If words such as “suppressed report” and “international violations by Canadian mining companies” were not written to be inflammatory, I miss my guess. Such was the headline above a report leaked by MiningWatch to the Montreal Gazette, Toronto Star and various news outlets. MiningWatch’s release also made hay out of the fact that the report was commissioned by the Prospectors and Developers Association of Canada. The implication is that the mining industry is trying to hide its bad behaviour from the public.
In fairness, I called the PDAC and learned that the leaked document was a first draft and the final draft was not identical. I was also told that the association wanted a benchmark survey and was disappointed with the quality of the study.
So I looked over the 16 pages of “Corporate Social Responsibility: Movements and Footprints of Canadian Mining and Exploration Firms in the Developing World.” It was prepared by the Canadian Centre for the Study of Resource Conflict, that has no dated material more recent than 2006 on its website. I did learn that the CCSRC is associated with Royal Roads University.
I turned past the title page. It seems 75% of the world’s mining companies are Canadian, and 33% of all violations are attributed to Canadian miners. Followed by India, Australia, the United States and the United Kingdom, companies from these five countries are responsible for 63% of all corporate social responsibility violations.
The authors of the report admit to using only English-language sources including government reports, news filings, NGO investigations, academic resources, and information from regulatory bodies. The reports came from human rights NGOs (65%), local NGOs (25%), national governments (22%), local protests (21%), media (21%), international governmental associations (15%), courts (13%) and academics (8%).
According to my calculator that adds up to 190% of the incidents reported.
The leaked report also states that poor community relations accounted for 60% of the incidents, environmental contamination for 40%, and unethical conduct for 30%.

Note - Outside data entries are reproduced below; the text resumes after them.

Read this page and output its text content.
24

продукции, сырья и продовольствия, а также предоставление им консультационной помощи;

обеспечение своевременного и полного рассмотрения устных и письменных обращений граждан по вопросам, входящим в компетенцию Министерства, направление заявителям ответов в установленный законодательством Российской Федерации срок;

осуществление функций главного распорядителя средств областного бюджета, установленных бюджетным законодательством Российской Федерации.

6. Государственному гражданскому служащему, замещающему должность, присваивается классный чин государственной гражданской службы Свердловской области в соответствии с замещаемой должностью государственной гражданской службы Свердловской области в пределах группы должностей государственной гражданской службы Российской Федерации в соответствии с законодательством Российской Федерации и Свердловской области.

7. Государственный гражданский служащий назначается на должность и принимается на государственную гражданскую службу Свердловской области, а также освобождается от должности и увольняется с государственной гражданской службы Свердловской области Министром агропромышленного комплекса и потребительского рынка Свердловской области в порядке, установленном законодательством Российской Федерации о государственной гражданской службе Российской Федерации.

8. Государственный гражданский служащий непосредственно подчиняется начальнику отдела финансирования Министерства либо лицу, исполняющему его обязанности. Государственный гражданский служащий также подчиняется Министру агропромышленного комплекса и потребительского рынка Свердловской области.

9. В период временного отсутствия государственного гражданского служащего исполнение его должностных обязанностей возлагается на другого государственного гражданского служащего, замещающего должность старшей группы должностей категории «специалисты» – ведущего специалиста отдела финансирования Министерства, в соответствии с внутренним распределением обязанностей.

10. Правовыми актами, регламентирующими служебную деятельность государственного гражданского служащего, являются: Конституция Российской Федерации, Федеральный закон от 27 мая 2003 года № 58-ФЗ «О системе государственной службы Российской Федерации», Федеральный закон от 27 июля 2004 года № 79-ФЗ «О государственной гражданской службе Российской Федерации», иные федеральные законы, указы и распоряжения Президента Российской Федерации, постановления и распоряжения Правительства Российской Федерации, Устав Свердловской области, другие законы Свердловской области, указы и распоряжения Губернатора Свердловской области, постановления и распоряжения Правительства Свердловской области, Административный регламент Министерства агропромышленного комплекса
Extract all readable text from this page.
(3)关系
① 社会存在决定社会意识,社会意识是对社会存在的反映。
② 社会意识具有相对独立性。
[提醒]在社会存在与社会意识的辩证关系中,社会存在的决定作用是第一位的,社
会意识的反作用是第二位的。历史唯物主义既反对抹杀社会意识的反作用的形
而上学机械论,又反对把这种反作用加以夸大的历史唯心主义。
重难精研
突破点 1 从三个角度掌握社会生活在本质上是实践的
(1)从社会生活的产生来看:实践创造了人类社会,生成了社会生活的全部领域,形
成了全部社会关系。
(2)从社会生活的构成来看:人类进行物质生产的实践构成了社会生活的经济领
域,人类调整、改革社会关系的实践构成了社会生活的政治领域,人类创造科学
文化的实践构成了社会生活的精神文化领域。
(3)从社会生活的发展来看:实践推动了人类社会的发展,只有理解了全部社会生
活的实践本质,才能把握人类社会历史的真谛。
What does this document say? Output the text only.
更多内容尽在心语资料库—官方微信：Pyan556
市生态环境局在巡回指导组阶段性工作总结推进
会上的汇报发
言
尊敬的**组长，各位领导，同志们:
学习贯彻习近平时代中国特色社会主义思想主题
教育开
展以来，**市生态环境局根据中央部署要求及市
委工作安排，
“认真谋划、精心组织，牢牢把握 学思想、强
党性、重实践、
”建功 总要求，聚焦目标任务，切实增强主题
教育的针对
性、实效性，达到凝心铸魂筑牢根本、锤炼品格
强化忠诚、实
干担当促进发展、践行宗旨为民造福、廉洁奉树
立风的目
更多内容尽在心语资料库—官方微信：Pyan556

All told that adds up to 130% of the violations.
Where is the raw data? I would like to know the number of projects operated by Canadian, Indian, Australian, American and British companies outside their own borders. Then I could make some sense of the percentages of violations attributed to companies from these countries. I would also like to know where in the world, by country, the violations occurred.
Where is information about trends over the decade (1999-2009) studied? Is the situation getting better or worse overall? How is Canadian performance compared to the mining industry from other countries?
No wonder the PDAC was disappointed with the draft report.
I would have thought the people at MiningWatch would have realized how flawed the document is. In the hurry to make Canadian mining look bad, the organization has also established that it has a low standard for reasoned and factual debate.